Why is it that we're always trying to put a song or an album in some historic perspective
when we're discussing it on this board?
Why not listen to a song for its own merits? Why all the analyses about the phase the
band was going through, how songs don't sound like songs that were recorded 20 years
earlier et cetera?
Quote
Doxa
Easy marco - it is just a few of us, not the least myself, who have this tendency and big mouths...grinning smiley
Quote
marcovandereijk
Now just hold on a minute.
Why is it that we're always trying to put a song or an album in some historic perspective
when we're discussing it on this board?
Why not listen to a song for its own merits? Why all the analyses about the phase the
band was going through, how songs don't sound like songs that were recorded 20 years
earlier et cetera?
I hear a nice up tempo rocker, with good dynamics between the chorus and the verses,
an interesting middle eight and Charlie Watts hammering the sparks out of his drum kit.
I like that.
Quote
marcovandereijk
Now just hold on a minute.
Why is it that we're always trying to put a song or an album in some historic perspective
when we're discussing it on this board?
Why not listen to a song for its own merits? Why all the analyses about the phase the
band was going through, how songs don't sound like songs that were recorded 20 years
earlier et cetera?
I hear a nice up tempo rocker, with good dynamics between the chorus and the verses,
an interesting middle eight and Charlie Watts hammering the sparks out of his drum kit.
I like that.
Quote
DandelionPowderman
But what I really can't understand is why they picked the songs they did, when they had zillions of songs to choose from from the VL sessions. It was almost like Pathe Marconi, part II. Lots of different musical styles, and directions. They even had more commercial-sounding stuff than what they put on the album.

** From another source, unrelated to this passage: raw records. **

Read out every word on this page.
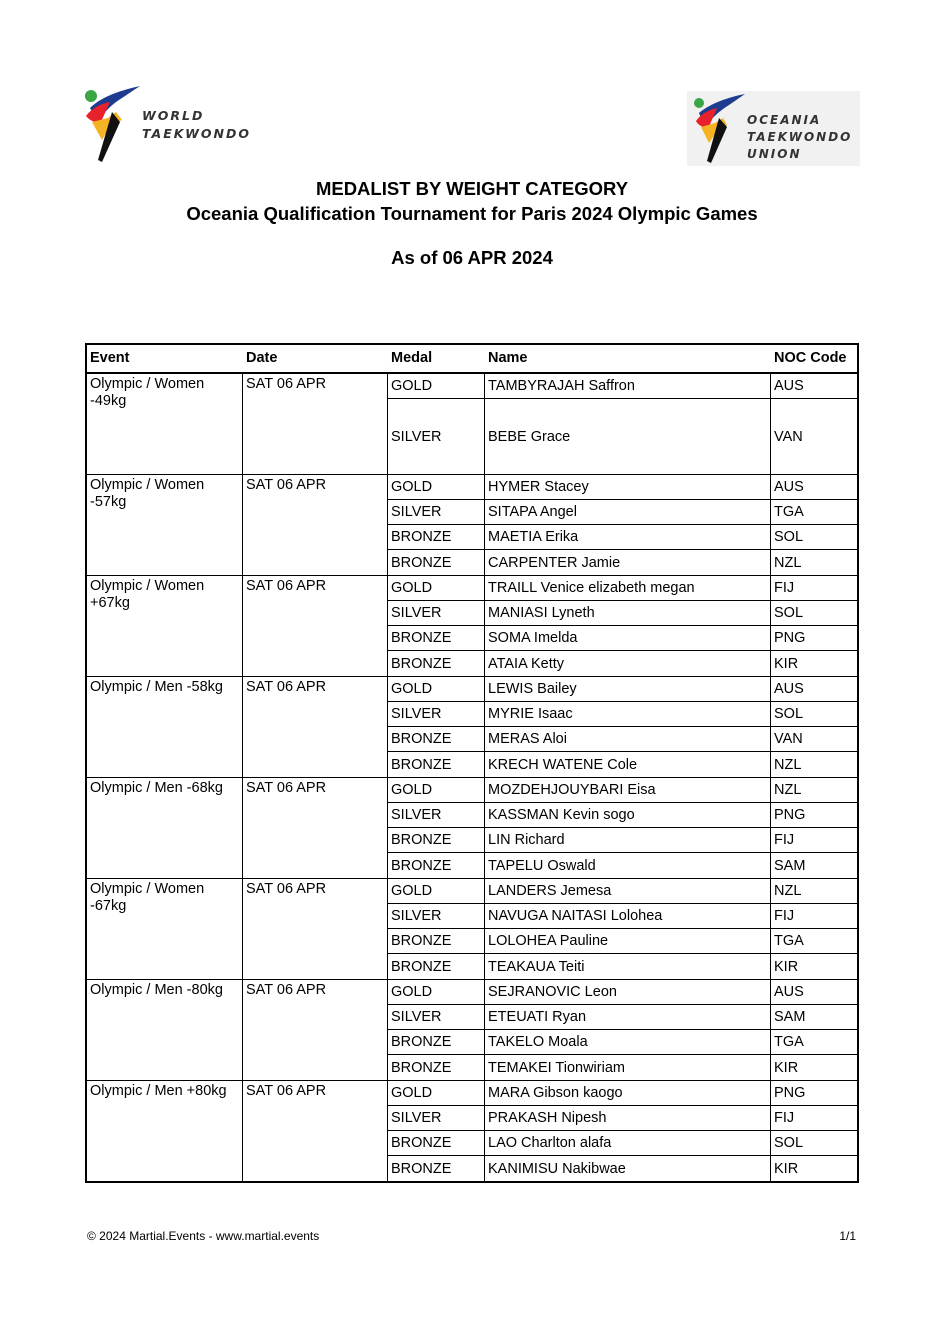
WORLD
TAEKWONDO
OCEANIA
TAEKWONDO
UNION
MEDALIST BY WEIGHT CATEGORY
Oceania Qualification Tournament for Paris 2024 Olympic Games
As of 06 APR 2024
Event	Date	Medal	Name	NOC Code
Olympic / Women -49kg
SAT 06 APR	GOLD	TAMBYRAJAH Saffron	AUS
SILVER	BEBE Grace	VAN
Olympic / Women -57kg
SAT 06 APR	GOLD	HYMER Stacey	AUS
SILVER	SITAPA Angel	TGA
BRONZE	MAETIA Erika	SOL
BRONZE	CARPENTER Jamie	NZL
Olympic / Women +67kg
SAT 06 APR	GOLD	TRAILL Venice elizabeth megan	FIJ
SILVER	MANIASI Lyneth	SOL
BRONZE	SOMA Imelda	PNG
BRONZE	ATAIA Ketty	KIR
Olympic / Men -58kg	SAT 06 APR	GOLD	LEWIS Bailey	AUS
SILVER	MYRIE Isaac	SOL
BRONZE	MERAS Aloi	VAN
BRONZE	KRECH WATENE Cole	NZL
Olympic / Men -68kg	SAT 06 APR	GOLD	MOZDEHJOUYBARI Eisa	NZL
SILVER	KASSMAN Kevin sogo	PNG
BRONZE	LIN Richard	FIJ
BRONZE	TAPELU Oswald	SAM
Olympic / Women -67kg
SAT 06 APR	GOLD	LANDERS Jemesa	NZL
SILVER	NAVUGA NAITASI Lolohea	FIJ
BRONZE	LOLOHEA Pauline	TGA
BRONZE	TEAKAUA Teiti	KIR
Olympic / Men -80kg	SAT 06 APR	GOLD	SEJRANOVIC Leon	AUS
SILVER	ETEUATI Ryan	SAM
BRONZE	TAKELO Moala	TGA
BRONZE	TEMAKEI Tionwiriam	KIR
Olympic / Men +80kg	SAT 06 APR	GOLD	MARA Gibson kaogo	PNG
SILVER	PRAKASH Nipesh	FIJ
BRONZE	LAO Charlton alafa	SOL
BRONZE	KANIMISU Nakibwae	KIR
© 2024 Martial.Events - www.martial.events	1/1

I still think Don Was is to blame for what ended up on VL, and how the album was put together.
Quote
DoxaQuote
DandelionPowderman
But what I really can't understand is why they picked the songs they did, when they had zillions of songs to choose from from the VL sessions. It was almost like Pathe Marconi, part II. Lots of different musical styles, and directions. They even had more commercial-sounding stuff than what they put on the album.

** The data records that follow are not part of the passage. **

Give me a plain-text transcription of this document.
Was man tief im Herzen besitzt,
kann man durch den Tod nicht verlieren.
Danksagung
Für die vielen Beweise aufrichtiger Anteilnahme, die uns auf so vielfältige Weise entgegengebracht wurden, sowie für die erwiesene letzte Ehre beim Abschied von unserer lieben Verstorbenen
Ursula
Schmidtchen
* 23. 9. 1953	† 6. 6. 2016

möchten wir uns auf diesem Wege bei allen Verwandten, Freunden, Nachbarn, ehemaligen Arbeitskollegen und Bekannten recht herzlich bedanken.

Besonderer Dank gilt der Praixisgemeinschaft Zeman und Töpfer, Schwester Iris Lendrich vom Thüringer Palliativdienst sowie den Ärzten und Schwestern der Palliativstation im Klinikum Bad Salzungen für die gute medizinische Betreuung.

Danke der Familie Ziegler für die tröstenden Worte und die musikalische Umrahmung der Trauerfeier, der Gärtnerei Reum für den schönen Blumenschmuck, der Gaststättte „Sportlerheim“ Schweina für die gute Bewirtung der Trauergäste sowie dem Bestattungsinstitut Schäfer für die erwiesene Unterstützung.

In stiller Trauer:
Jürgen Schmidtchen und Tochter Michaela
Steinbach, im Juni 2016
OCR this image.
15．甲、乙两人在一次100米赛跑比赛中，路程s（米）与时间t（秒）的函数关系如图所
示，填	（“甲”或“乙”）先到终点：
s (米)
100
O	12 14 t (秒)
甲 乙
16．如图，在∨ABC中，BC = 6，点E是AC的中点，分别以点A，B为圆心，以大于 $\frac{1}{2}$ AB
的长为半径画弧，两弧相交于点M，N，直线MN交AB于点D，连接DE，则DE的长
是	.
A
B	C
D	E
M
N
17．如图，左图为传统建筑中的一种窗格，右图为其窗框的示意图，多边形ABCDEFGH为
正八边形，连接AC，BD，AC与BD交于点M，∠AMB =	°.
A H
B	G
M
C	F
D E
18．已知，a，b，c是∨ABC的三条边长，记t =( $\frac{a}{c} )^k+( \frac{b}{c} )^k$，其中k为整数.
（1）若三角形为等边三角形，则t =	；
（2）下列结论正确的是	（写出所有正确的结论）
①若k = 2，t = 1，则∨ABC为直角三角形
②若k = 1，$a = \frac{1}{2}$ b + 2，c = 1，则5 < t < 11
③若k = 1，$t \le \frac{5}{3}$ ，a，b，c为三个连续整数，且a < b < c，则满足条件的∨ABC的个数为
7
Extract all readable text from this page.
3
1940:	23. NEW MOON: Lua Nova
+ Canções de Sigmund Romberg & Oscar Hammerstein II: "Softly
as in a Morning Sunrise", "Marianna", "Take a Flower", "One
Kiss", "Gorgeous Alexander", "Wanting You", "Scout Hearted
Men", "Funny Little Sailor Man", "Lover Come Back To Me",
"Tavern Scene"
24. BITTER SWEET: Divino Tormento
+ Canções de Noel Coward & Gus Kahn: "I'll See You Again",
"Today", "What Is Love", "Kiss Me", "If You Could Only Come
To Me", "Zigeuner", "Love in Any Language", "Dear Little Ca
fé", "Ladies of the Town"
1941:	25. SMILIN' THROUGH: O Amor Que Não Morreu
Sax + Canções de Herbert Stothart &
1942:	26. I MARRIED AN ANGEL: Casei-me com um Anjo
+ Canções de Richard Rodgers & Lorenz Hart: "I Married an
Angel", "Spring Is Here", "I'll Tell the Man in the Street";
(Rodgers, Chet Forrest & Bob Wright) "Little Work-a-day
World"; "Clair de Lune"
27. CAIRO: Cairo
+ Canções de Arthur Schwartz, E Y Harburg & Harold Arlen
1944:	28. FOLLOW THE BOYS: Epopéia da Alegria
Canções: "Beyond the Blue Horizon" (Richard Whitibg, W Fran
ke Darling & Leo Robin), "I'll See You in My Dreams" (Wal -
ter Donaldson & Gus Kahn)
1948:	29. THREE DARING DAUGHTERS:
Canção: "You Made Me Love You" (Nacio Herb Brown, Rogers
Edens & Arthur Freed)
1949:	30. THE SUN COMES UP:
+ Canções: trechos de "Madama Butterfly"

I still think Don Was is to blame for what ended up on VL, and how the album was put together.
Neither do I. Probably that is mostly up to Don Was. But what I don't understand either, why Mick Jagger had such a small role he claims he had there. He sounds like he didn't have a say there, like it was all up to Don Was. What? Mick Jagger? Altogether the way Jagger like washes his hands out of VOODOO LOUNGE sounds strange to me. Got he just got exhausted, and run away, 'do what you want. I'm outta here'. Or was he just disinterested? Was his heart alraedy more involved in planning a new stage for upcoming tour by then? Or was Was (sic) brought there in the fisrt place order to ease the tension between Mick and Keith like neither of them having a big say in these kind of decisions, but some 'neutral' third hand. Odd behaviour from Jagger's side in any case.

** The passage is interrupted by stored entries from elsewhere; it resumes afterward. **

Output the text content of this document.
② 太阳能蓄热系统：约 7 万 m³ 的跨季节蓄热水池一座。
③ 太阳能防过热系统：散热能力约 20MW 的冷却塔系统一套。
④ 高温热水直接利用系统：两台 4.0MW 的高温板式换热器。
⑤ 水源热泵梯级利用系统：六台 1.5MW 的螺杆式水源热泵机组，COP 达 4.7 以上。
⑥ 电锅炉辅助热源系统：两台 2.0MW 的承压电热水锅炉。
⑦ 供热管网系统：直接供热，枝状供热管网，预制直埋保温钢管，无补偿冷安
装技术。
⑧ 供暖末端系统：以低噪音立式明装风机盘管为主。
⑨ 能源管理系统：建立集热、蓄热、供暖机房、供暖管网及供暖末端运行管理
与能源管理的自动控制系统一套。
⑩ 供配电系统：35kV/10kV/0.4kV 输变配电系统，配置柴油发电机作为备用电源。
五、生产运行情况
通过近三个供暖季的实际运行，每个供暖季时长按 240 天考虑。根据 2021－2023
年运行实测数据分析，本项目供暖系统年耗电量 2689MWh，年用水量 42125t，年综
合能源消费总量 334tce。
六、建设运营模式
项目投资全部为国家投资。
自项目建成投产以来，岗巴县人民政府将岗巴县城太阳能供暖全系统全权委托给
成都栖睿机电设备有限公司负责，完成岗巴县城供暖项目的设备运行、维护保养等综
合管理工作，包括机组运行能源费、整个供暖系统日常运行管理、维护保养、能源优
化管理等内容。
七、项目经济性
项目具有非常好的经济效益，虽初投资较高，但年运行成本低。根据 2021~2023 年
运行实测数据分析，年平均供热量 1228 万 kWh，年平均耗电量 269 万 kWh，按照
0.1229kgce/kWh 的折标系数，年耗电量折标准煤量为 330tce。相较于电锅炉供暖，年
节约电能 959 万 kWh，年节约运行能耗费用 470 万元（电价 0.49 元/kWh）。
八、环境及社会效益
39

The point is that, artistically speaking, in VOODOO LOUNGE Mick and Keith seem to give up from the artistic leadership as far as their new studio releases go. Like their artsitic destiny was not any longer in their own hands. Even in the Jimmy Miller days, as far as I know, the Glimmer Twins were heavily involved in producting the album, like choosing the songs and making sure that it is expressing the 'right' intented musical statement. They didn't trust their own musical intuition, or they just didn't bother any longer?
Be the truth whatever, the attitude of especially Jagger's speaks volumes of their artistic interest in guiding the Stones into further musical adventures. Probably the real passion, the drive to say something, the determination, was not there any longer. I think that is something we can hear from the album.
- Doxa
Quote
DandelionPowderman
This was Don Was's first album with the Stones. It might be that he took on a bigger role than Mick and Keith were used to, and told them: "If I'm producing, I'm producing".